Tammy Leonard, a Ph.D. student in the School of Economic, Political and Policy Sciences, will attend the 2008 Lindau Meeting of Nobel Laureates in Economic Sciences Aug. 20-23.
At the conference, past Nobel laureates in economics will convene in Germany to meet with young economic researchers from around the world. Together they will reflect on current topics and trends and discuss the new frontiers of economic research.
“It will be a great opportunity to meet with the people who have shaped the discipline, as well as peers from the greatest universities from around the world,” said Leonard.
Leonard will share her research on urban economics at the Lindau meeting. She has been working with UT Dallas economics professors Jim Murdoch, Rachel Croson and Catherine Eckel to study the local impacts of foreclosures and how people decide to make contributions to their local environments.

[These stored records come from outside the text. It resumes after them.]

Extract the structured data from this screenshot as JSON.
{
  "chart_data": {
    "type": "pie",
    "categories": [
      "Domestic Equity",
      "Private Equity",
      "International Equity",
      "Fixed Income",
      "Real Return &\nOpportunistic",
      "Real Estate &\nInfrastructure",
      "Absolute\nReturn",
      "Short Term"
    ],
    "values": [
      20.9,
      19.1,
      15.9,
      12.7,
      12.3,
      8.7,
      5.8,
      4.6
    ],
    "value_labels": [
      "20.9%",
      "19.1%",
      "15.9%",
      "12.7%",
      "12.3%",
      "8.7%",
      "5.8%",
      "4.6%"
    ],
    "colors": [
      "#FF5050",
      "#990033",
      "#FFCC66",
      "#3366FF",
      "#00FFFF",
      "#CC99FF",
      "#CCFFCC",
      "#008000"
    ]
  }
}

“I like the social justice implications of our research. It can have a positive impact by finding ways to remove barriers to advancement of individuals in poor neighborhoods,” Leonard said.
Leonard’s adviser, Economics Program Head Jim Murdoch, nominated her to attend. “Tammy is a good representative because she is interested in applying economic theory and models to important social problems like the foreclosure crisis. She has the passion, skills and attitude for research that we strive to instill in all of our graduate students,” Murdoch said.
Leonard is not only looking forward to building a worldwide network of colleagues in Lindau, she is also excited about learning from their research. “Economic development is very contextually driven. It will be interesting to compare our work with others,” she said.
Leonard began the economics Ph.D. program in 2005. Upon completing her Ph.D. in May, she would like to pursue an academic career and continue with the neighborhood research she began at UT Dallas.
Leonard says she’s appreciative of the support she’s received in the School of Economic, Political and Policy Sciences. “It’s been very easy to work with the faculty here, particularly Drs. Murdoch, Arce, Berg, Croson and Eckel. The opportunities at UT Dallas have been plentiful,” she said.